What GoodRx Actually Did
In 2023, the FTC reached a settlement with GoodRx, the prescription discount and telehealth app, for sharing users' health information, including which medications they searched for and which conditions that implied, with Facebook, Google, and other advertising and analytics platforms, without adequately disclosing it. It was the first enforcement action under the FTC's Health Breach Notification Rule, a rule that had existed since 2009 without having been used this way before.
The GoodRx case is the clearest concrete illustration of the structural problem: a prescription-adjacent app is frequently not a HIPAA covered entity at all, which means the healthcare-specific privacy law most people assume applies simply doesn't reach it. The FTC's general consumer protection authority ended up being the tool that applied, not HIPAA.
Loyalty Cards and the Purchase-History Trail
Pharmacy loyalty and rewards programs add a lower-tech version of the same exposure. A purchase history that includes prenatal vitamins, smoking cessation products, or a pattern of specific over-the-counter purchases can imply health conditions or life circumstances without a single prescription being involved. These purchase histories are typically governed by the retailer's ordinary privacy policy, not by healthcare-specific rules, since a loyalty card transaction isn't a healthcare service in the way HIPAA defines one.

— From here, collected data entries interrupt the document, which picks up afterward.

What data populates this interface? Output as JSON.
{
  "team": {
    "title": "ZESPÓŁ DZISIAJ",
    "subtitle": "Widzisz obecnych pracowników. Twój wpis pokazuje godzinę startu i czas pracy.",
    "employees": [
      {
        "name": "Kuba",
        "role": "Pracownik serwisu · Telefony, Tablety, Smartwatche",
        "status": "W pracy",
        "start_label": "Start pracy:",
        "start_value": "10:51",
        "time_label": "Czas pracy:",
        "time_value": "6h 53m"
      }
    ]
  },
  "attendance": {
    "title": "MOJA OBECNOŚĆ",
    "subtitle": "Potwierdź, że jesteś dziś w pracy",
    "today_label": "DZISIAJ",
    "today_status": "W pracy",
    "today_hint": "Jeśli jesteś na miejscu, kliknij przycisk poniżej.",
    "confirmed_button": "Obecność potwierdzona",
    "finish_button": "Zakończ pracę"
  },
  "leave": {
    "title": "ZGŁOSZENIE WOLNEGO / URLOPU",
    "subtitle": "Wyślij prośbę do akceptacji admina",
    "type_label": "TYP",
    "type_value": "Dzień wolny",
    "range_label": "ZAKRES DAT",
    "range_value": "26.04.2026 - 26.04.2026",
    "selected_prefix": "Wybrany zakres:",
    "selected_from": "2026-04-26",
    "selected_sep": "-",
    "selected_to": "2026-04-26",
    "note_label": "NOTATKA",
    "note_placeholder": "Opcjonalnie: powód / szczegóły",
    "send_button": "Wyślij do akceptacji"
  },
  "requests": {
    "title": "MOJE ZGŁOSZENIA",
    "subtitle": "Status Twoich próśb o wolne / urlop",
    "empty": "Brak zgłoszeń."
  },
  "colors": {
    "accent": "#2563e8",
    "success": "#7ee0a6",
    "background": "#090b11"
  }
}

| Layer | Covered by HIPAA? |
|---|---|
| Your pharmacist and pharmacy's dispensing system | Yes, as a covered entity |
| Pharmacy benefit manager claims processing | Generally yes, as a business associate |
| De-identified data sold to aggregators like IQVIA | Effectively no, once identifiers are stripped |
| Discount/coupon apps not tied to a health plan | Often no, unless separately regulated |
| Pharmacy loyalty and rewards programs | No, governed by ordinary retail privacy policy |
What You Can Actually Do
Reading a discount or telehealth app's privacy policy before you use it for anything sensitive is the single most useful step, specifically checking whether it names third-party advertising platforms as data recipients, the same disclosure the GoodRx case turned on. Declining loyalty program enrollment for pharmacy purchases removes a purchase-history trail with minimal cost. Beyond that, the limit is that prescription data mining at the aggregator level is a long-settled, court-affirmed industry practice, not a loophole waiting to be closed, and the parts you actually control sit at the edges: which apps you use, and what you enroll in.
Why This Sits Differently Than Other Health Data
Medication data carries an inference problem that plain purchase history doesn't. A fill for an antidepressant, an HIV medication, or a fertility drug reveals a health condition directly, not as a probabilistic guess but as a near-certain fact, since there's usually only one reason someone fills that specific prescription. This is different in kind from the tracking concerns around reproductive health apps, which mostly infer conditions from behavior; a pharmacy fill is closer to a direct diagnosis leak. That's the reason the GoodRx settlement drew more attention than an equivalent case in almost any other data category would have: the data wasn't adjacent to health information, it effectively was health information, moving through a channel most users assumed HIPAA already covered.